Searching for Justice in Guatemala
Guatemala Historical Background
Map of Guatemala
While indigenous people dominate Guatemala's population at over 60% one of only two indigenous majorities in the Americas, along with Bolivia they are also the poorest and most marginalized Guatemalans. They were explicit targets of the violence that devastated Guatemala for 36 years, most of it orchestrated by successive military dictatorships following the ousting of a social-democratic president in a US-supported coup in 1954. The UN-sponsored Truth Commission report, released in 1999, found that in the worst period of the violence, during the scorched-earth policies of the early 1980s, this violence amounted to genocide against the indigenous population. Over 200,000 people were killed or "disappeared," and up to two million people internally and externally displaced a third of the country's population at the time. 93% of the crimes were judged to have been committed by the State, whether through the army or paramilitaries.

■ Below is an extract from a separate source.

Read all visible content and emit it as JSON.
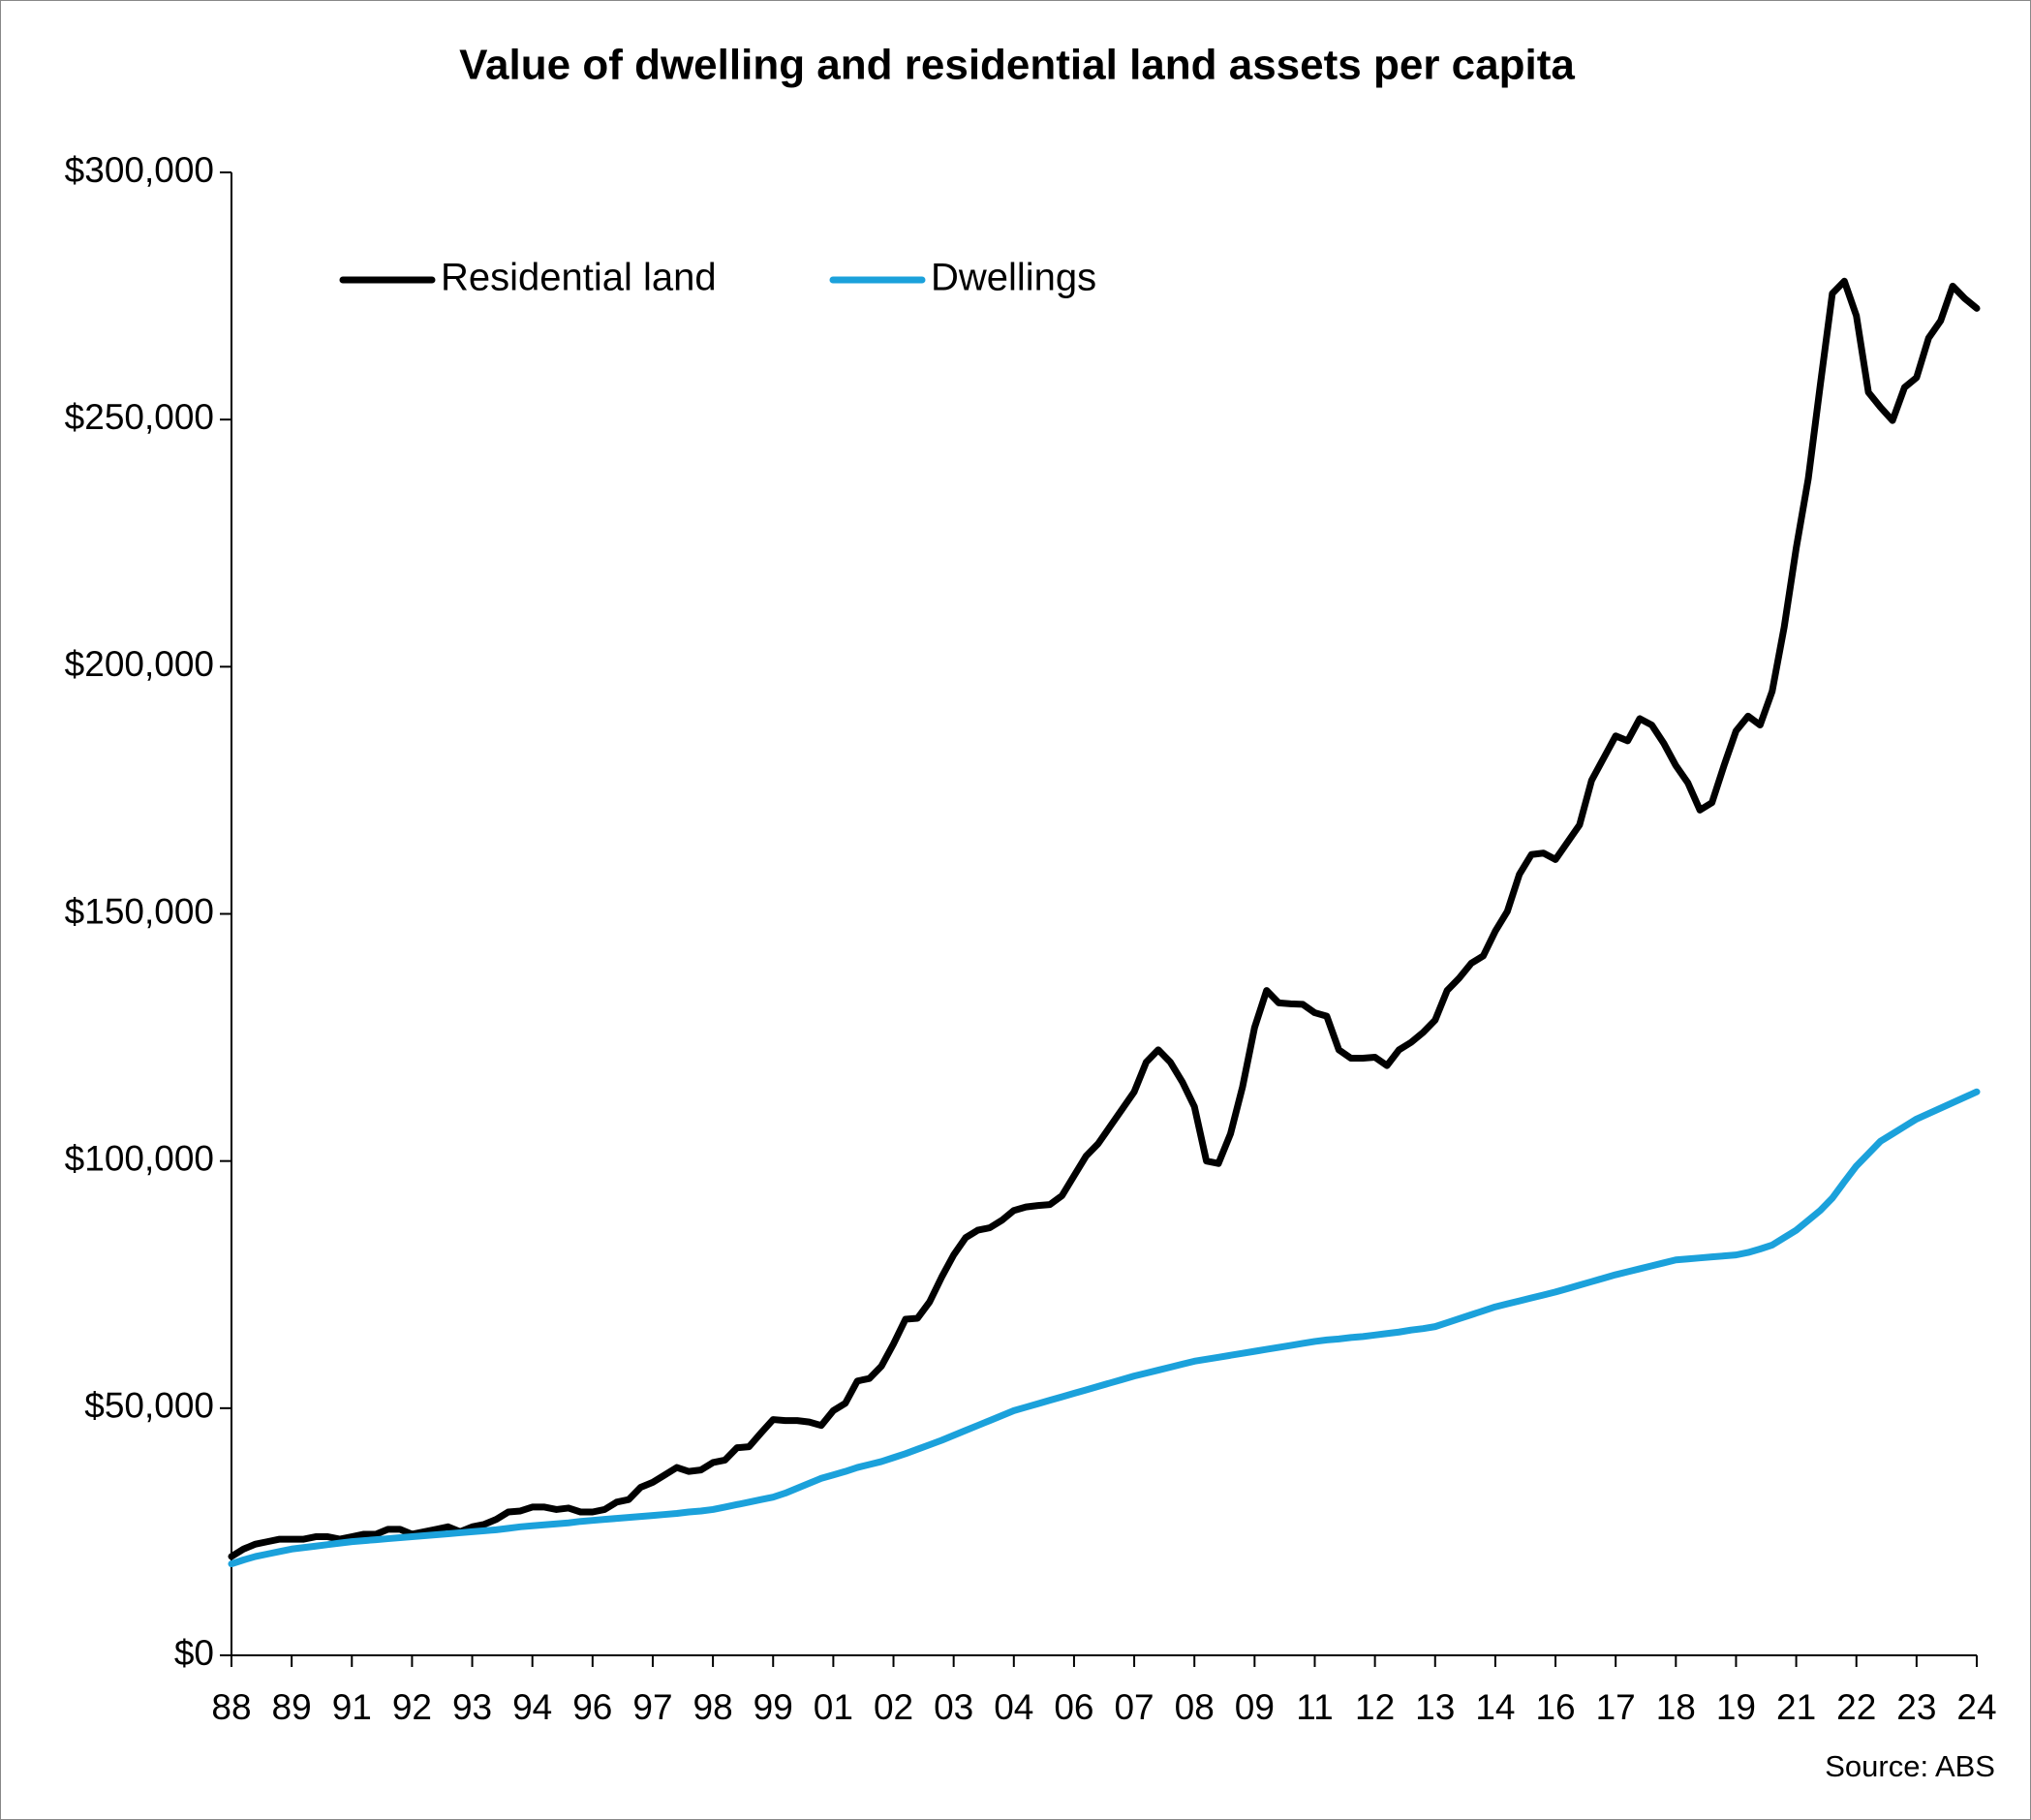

Corn at the heart of Guatemalan history, culture, and Mayan spirituality
The war ended officially in 1996 with the signing of peace accords between the government and armed insurgency. Ten years afterwards, however, impunity for past and present crimes continues to be entrenched. The justice system lacks independence, corruption is rampant, and there is a lack of political will to address human rights violations and end impunity. The deep inequality that fueled the conflict persists; two percent of the country controls 80 percent of its arable land. Many of the people responsible for grave human rights violations during the armed conflict remain in power. At the community level, perpetrators and victims of war crimes often continue to live side by side.